In the place I work, there are multiple users who log in to any server through ssh and perform various tasks. In general, they are supposed only to run commands on the servers, not copy files out of the servers. And yes, they have root access.
What I need to find out is, the amount of data transferred out of each server by a user. In other words, from the moment a user logins to the moment they disconnect, I need to find out the total data transferred i.e. sent as well as received, between their server and the ssh server. This might help in tracking users who might have transferred lots of sensitive data out of the servers. There are some huge files on the server.
Since the users have root access, nothing you do on the machine itself is trustworthy. You should use a traffic sniffer that is configured to see all of the traffic to and from the server under observation (by setting up a monitor port in a smart ethernet switch). A traffic sniffer won't be able to decrypt the contents of any SSH session, but it can see the quantity of data exchanged, and that's all you're interested in.
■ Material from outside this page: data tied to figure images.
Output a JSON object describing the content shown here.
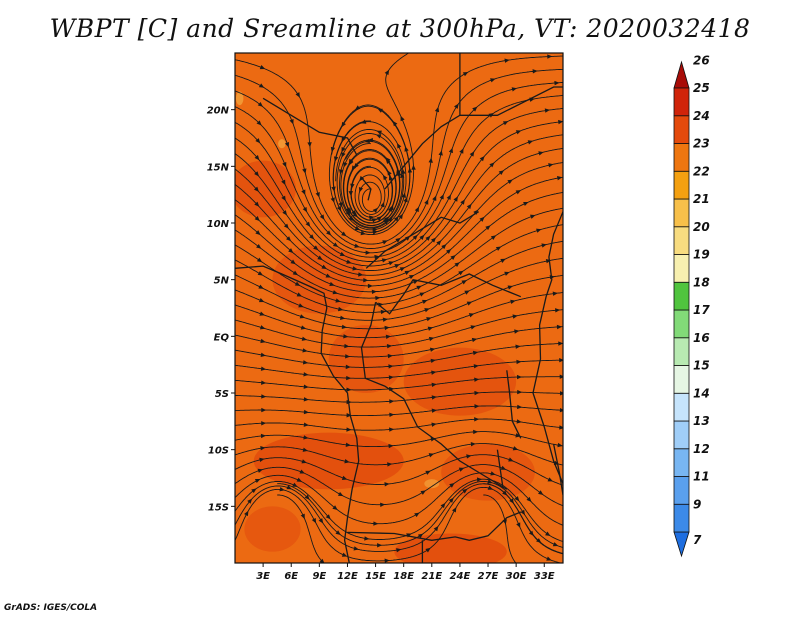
{
  "title": "WBPT [C] and Sreamline at 300hPa, VT: 2020032418",
  "credit": "GrADS: IGES/COLA",
  "map": {
    "lon_range": [
      0,
      35
    ],
    "lat_range": [
      -20,
      25
    ],
    "lat_ticks": [
      {
        "value": 20,
        "label": "20N"
      },
      {
        "value": 15,
        "label": "15N"
      },
      {
        "value": 10,
        "label": "10N"
      },
      {
        "value": 5,
        "label": "5N"
      },
      {
        "value": 0,
        "label": "EQ"
      },
      {
        "value": -5,
        "label": "5S"
      },
      {
        "value": -10,
        "label": "10S"
      },
      {
        "value": -15,
        "label": "15S"
      }
    ],
    "lon_ticks": [
      {
        "value": 3,
        "label": "3E"
      },
      {
        "value": 6,
        "label": "6E"
      },
      {
        "value": 9,
        "label": "9E"
      },
      {
        "value": 12,
        "label": "12E"
      },
      {
        "value": 15,
        "label": "15E"
      },
      {
        "value": 18,
        "label": "18E"
      },
      {
        "value": 21,
        "label": "21E"
      },
      {
        "value": 24,
        "label": "24E"
      },
      {
        "value": 27,
        "label": "27E"
      },
      {
        "value": 30,
        "label": "30E"
      },
      {
        "value": 33,
        "label": "33E"
      }
    ],
    "base_color": "#ec6a12",
    "shade_color": "#e0460c",
    "highlight_color": "#f3a23c",
    "line_color": "#1a1a1a"
  },
  "colorbar": {
    "levels": [
      "7",
      "9",
      "11",
      "12",
      "13",
      "14",
      "15",
      "16",
      "17",
      "18",
      "19",
      "20",
      "21",
      "22",
      "23",
      "24",
      "25",
      "26"
    ],
    "colors": [
      "#1e6ee0",
      "#3c8ae8",
      "#5aa0ee",
      "#78b6f2",
      "#a0cef8",
      "#c6e4fc",
      "#e6f6e4",
      "#b8eab2",
      "#82da78",
      "#50c43e",
      "#f8f0b0",
      "#f8dc80",
      "#f8c04a",
      "#f4a010",
      "#ee7610",
      "#e44a0c",
      "#d0240a",
      "#a80c08"
    ]
  }
}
I can think of two ways to correlate TCP streams observed on the traffic sniffer with users.
If you can identify which user the traffic belongs to by the IP address of the remote system (the SSH client), for example, if the clients all have static IP addresses, use that.
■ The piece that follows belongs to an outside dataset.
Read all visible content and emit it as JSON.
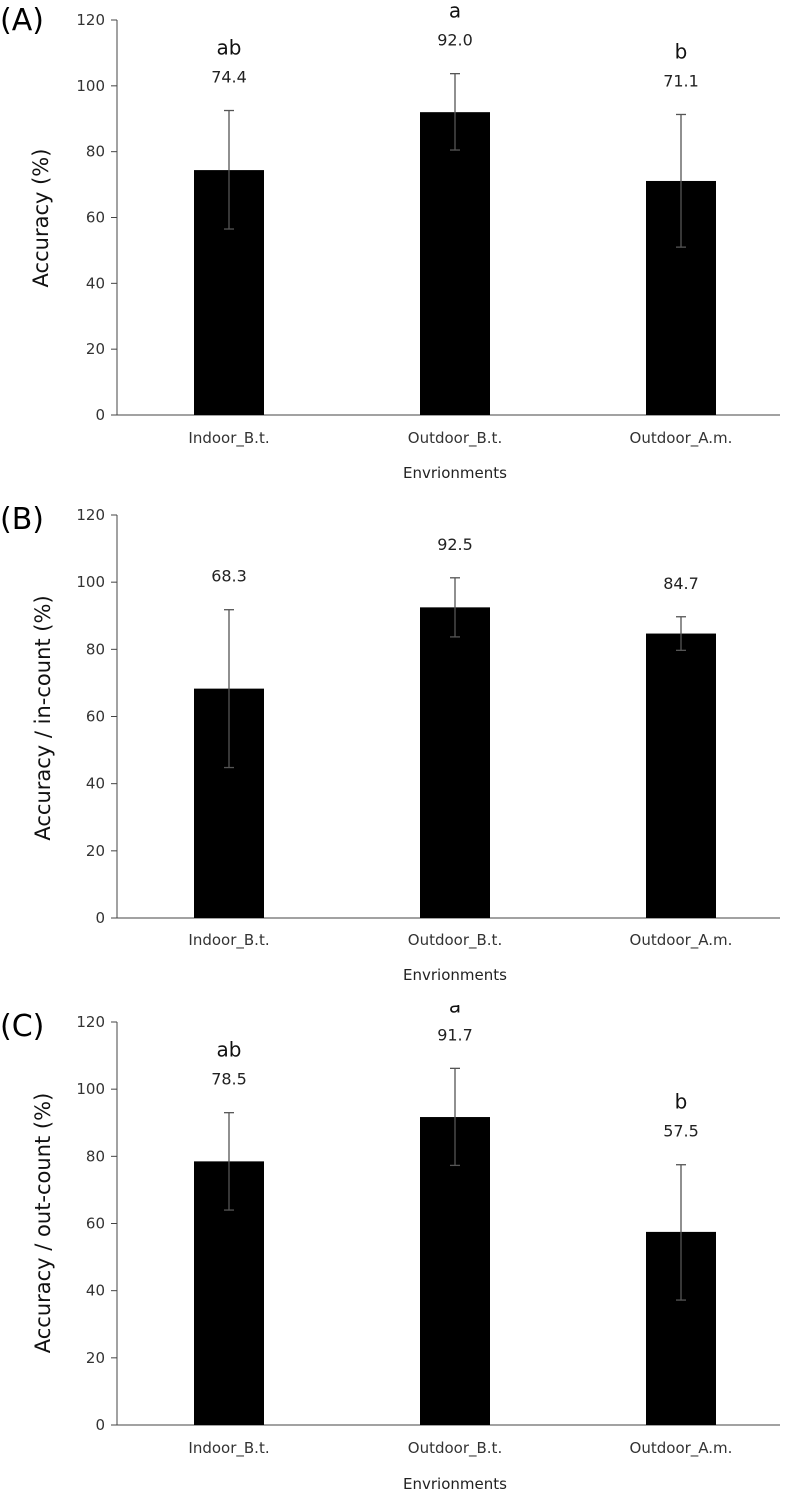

Otherwise, configure remote syslog on the server under observation and get the information from the authentication log on the remote syslog server. OpenSSH logs a message like this every time a session is opened:
Because the TCP port number and username are both found in the syslog message, you can identify which user the TCP stream (as captured by the packet sniffer) belongs to.
For the second solution, there is still an opportunity for the users to compromise the system. Since they have root access they can modify the log messages that get sent to the remote syslog server if they really want to. Still, using a remote syslog server makes it a little more challenging for the users to interfere with the logging, and impossible to do it after the fact.